ペルサンチンとカードリオライトを用いた心臓ストレステスト
ペルサンチン(ジピリダモール)
メイヨークリニックによると、ジピリダモール(商品名:ペルサンチン)は、特に機械的心臓弁置換術を受けた患者などで、脳卒中や血栓形成のリスクを減らすために使用される薬です。心臓ストレステスト用に注射で投与されると、冠動脈を拡張させ心筋への血流を増加させ、脈拍を上げずに運動時と同様の効果を再現します。
カードリオライト(セスタミビ)
カードリオライトは放射性物質で、検査開始前に静脈へ注射されます。血流が良好な心筋部位に集まり、ガンマカメラで撮像できるようになります。血流が低下している部分は暗く映り、血流が豊富な部分は明るく表示されます。メイヨークリニックによれば、この検査での放射線被曝は一般的な胸部X線検査以下です。
ガンマカメラ
熟練した技師が操作するコンピュータがガンマカメラを制御し、心臓の画像と詳細な機能測定データを取得します。検査の精度は、患者が検査中に動かず静止していることが重要です。MRIのトンネルのように閉鎖的ではなく、体に近い位置で撮像します。
検査前の準備
医師からの指示に従い、検査の24時間前までカフェインを摂取しないことが求められます。当日喫煙は禁じられ、血圧降下薬や一部の喘息薬、糖尿病患者のインスリンや食事管理も結果に影響するため、事前に調整が必要です。
検査の流れ
検査全体は通常2〜4時間かかります。まずカードリオライトを注射し、約30分後に安静時撮像を行います。
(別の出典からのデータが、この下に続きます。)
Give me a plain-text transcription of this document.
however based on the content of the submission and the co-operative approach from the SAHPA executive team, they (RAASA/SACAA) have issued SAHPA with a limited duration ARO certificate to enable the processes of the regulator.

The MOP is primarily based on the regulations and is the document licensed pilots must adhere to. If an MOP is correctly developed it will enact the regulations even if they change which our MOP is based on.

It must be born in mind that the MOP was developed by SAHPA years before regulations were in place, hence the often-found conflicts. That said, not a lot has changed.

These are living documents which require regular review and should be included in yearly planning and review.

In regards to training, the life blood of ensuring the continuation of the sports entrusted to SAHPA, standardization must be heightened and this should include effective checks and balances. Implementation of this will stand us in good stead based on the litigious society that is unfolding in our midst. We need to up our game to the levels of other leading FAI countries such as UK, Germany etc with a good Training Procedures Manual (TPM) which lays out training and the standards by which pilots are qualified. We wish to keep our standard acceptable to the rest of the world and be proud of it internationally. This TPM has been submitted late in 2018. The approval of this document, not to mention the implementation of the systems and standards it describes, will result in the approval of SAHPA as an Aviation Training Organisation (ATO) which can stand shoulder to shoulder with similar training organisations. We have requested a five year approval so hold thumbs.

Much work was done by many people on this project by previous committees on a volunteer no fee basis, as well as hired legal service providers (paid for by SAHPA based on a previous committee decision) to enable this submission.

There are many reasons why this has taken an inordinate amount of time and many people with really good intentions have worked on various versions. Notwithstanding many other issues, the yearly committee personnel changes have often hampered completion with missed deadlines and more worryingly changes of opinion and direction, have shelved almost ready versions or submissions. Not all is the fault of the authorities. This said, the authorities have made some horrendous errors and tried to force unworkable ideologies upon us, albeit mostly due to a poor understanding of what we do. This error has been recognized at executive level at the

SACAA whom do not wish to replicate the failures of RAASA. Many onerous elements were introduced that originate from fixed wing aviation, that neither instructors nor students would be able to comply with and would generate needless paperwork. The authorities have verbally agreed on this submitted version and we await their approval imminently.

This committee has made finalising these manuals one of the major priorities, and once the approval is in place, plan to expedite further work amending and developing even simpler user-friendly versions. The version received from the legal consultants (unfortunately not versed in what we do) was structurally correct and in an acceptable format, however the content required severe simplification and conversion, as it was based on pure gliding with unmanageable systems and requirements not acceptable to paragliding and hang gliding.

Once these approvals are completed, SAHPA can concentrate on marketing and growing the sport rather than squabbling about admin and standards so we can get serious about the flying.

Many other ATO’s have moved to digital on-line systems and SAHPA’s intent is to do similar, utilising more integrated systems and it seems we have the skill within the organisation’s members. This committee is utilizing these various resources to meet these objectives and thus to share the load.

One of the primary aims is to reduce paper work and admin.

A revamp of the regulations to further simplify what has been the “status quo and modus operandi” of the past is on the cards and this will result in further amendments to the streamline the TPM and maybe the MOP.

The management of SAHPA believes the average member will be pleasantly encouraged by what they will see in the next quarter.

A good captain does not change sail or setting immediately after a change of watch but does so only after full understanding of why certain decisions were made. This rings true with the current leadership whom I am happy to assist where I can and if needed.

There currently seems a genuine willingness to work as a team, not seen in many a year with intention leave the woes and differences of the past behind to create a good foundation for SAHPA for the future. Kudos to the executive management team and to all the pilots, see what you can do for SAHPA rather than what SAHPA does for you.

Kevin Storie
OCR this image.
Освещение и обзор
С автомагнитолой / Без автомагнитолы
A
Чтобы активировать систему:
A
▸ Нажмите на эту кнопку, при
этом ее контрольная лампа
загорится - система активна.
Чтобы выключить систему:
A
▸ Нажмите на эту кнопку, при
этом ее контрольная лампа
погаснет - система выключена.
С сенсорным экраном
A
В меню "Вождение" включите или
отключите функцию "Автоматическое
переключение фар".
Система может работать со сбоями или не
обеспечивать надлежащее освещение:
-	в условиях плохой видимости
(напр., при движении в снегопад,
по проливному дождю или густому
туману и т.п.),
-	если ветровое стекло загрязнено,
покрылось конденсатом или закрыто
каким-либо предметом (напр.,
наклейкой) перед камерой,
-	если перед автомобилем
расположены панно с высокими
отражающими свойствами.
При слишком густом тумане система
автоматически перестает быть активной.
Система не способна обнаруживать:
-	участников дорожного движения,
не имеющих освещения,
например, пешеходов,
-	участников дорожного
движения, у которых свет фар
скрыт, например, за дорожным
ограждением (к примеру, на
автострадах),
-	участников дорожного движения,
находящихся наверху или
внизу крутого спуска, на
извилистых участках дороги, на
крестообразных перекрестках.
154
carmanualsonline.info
患者は背もたれのないテーブルに横たわり、腕を頭上に上げた状態で15〜20分間静止します。その後、ペルサンチンを注射し、約30分後にストレス(運動)時の撮像を実施します。施設により撮像順序は異なり、運動後に安静時撮像を行う場合は翌日に再来院が必要になることがあります。結果は担当の心臓専門医または主治医から連絡されます。